L’ articolo in parola individua i termini che devono intendersi sospesi : “i termini stabiliti per la fase delle indagini preliminari, per l’adozione di provvedimenti giudiziari e per il deposito della loro motivazione, per la proposizione degli atti introduttivi del giudizio e dei procedimenti esecutivi, per le impugnazioni e, in genere, tutti i termini procedurali. Ove il decorso del termine abbia inizio durante il periodo di sospensione, l’inizio stesso è differito alla fine di detto periodo. Quando il termine è computato a ritroso e ricade in tutto o in parte nel periodo di sospensione, è differita l’udienza o l’attività da cui decorre il termine in modo da consentirne il rispetto”. Il Consiglio Superiore della Magistratura ha espresso il proprio parere in ordine alla sospensione dei termini per i procedimenti penali di cui all’art. 83, comma secondo, rilevando come dinanzi ad una interpretazione amplissima della disposizione, andrebbe preferita una lettura più restrittiva – nell’ottica di un bilanciamento di interessi tutti costituzionalmente garantiti – secondo cui non possono ritenersi sospesi i termini per l’adozione di atti funzionali alla tutela di diritti costituzionalmente garantiti.

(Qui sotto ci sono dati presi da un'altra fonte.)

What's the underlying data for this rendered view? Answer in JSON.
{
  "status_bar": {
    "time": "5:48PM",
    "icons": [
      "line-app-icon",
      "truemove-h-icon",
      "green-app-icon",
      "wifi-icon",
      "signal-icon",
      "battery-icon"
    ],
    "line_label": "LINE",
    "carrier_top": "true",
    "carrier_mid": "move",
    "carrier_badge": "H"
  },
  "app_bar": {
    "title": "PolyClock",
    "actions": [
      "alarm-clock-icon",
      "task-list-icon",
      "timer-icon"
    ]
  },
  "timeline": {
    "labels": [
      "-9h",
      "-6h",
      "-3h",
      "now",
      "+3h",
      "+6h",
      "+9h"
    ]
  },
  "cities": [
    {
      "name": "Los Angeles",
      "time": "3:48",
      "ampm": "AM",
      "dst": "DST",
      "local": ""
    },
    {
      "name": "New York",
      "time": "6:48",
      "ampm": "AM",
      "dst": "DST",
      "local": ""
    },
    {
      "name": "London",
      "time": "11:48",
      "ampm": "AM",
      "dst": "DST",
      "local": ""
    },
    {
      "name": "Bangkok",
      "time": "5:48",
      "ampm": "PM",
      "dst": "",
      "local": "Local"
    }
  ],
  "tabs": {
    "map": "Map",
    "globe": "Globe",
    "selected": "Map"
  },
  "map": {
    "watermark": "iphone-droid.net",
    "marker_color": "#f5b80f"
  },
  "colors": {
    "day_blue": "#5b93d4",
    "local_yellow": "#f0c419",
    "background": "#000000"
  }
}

c. Con riguardo al regime della prescrizione il nono comma dell’art. 83 ha disposto la sospensione del decorso della prescrizione per il tempo in cui il processo è rinviato e comunque non oltre il 30 giugno 2020 ; in particolare è previsto che “nei procedimenti penali il corso della prescrizione e i termini di cui agli artt. 303, 308, 309, comma 9, 311, commi 5 e 5 bis, e 324, comma 7, del codice di procedura penale e agli artt. 24, comma 2,e 27, comma 6, del decreto legislativo 6 settembre 2011, n.159, rimangono sospesi per il tempo il tempo in cui il procedimento è rinviato ai sensi del comma 7, lett. g) e, in ogni caso, non oltre il 30 giugno 2020” (per ulteriori approfondimenti: qui il regime prescrizionale vigente).

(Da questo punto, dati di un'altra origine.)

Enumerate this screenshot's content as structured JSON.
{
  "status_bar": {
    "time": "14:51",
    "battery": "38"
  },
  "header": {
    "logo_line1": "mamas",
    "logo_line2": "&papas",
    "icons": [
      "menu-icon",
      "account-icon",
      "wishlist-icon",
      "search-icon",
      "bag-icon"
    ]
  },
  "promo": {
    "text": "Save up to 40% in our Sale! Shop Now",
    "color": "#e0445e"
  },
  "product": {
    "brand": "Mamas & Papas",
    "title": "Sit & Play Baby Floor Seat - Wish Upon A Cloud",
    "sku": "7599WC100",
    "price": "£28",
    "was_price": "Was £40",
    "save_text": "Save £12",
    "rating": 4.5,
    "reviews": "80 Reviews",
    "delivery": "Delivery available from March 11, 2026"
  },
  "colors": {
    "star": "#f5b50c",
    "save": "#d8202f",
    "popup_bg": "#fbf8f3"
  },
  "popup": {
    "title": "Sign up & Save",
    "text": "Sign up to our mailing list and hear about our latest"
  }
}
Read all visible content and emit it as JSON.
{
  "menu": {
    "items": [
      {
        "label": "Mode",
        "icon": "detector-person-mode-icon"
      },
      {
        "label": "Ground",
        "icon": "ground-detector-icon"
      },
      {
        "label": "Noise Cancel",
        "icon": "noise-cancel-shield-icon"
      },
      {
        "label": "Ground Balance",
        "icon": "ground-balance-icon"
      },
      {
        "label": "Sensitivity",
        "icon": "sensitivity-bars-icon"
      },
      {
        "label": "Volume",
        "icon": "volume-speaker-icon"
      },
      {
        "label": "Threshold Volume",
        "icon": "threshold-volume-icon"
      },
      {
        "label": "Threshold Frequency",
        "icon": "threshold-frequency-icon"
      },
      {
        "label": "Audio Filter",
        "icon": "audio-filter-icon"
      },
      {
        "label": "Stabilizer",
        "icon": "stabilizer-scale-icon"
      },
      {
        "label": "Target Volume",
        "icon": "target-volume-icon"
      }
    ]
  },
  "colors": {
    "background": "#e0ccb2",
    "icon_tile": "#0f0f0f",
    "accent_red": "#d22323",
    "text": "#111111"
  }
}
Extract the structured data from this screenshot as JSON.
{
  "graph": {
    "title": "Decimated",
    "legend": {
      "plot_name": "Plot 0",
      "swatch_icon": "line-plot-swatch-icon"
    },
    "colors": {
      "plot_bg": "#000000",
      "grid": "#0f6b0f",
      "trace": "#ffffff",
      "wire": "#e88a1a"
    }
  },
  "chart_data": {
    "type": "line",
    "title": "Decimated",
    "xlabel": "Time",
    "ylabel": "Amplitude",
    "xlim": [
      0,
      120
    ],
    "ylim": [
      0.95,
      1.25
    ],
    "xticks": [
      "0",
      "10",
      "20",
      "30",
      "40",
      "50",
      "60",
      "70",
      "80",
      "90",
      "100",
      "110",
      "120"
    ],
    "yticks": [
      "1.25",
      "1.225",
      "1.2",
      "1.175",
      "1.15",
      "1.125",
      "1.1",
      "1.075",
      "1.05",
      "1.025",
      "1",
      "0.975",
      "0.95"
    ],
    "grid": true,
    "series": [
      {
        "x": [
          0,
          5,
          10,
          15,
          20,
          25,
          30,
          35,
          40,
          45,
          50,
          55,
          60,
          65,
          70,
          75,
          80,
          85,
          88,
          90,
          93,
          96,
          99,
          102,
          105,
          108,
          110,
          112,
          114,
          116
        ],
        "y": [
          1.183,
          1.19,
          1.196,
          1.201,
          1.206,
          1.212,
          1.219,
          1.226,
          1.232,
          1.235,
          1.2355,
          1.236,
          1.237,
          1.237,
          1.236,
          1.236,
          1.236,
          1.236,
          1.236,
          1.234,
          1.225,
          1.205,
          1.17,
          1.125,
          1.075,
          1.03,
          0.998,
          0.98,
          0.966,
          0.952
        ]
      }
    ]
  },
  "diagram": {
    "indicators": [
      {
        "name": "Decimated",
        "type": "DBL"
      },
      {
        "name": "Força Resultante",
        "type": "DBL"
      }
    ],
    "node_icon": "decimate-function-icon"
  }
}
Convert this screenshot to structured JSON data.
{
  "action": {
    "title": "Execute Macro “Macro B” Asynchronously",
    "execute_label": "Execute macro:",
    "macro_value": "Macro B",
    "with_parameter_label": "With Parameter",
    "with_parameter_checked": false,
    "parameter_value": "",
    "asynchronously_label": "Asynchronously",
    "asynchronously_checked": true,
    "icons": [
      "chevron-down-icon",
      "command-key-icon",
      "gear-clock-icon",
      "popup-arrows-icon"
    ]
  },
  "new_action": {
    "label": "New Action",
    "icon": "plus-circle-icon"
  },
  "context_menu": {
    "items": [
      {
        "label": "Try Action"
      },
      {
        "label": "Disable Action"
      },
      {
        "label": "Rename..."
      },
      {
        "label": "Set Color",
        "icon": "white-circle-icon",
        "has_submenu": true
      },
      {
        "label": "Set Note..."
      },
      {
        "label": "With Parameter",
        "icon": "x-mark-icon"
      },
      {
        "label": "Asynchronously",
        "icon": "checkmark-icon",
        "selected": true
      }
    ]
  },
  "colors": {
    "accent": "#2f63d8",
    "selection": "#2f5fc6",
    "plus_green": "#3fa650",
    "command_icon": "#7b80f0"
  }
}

d. Infine, il Decreto-Legge 8 aprile 2020, n. 23 – pubblicato nella Gazzetta Ufficiale n. 94 dell’8 aprile 2020 ed in vigore dal 9 aprile 2020 – ha ulteriormente prorogato il rinvio d’ufficio delle udienze relative a procedimenti penali e civili, senza modificare ulteriormente le altre disposizioni. L’art 36 del D.L. 23/2020(rubricato “Termini processuali in materia di giustizia civile, penale, amministrativa, contabile, tributaria e militare”) stabilisce, al primo comma, che :“ Il termine del 15 aprile previsto dall’art. 83, commi 1 e 2, del decreto-legge 17 marzo 2020, n. 18 è prorogato all’11 maggio 2020.”.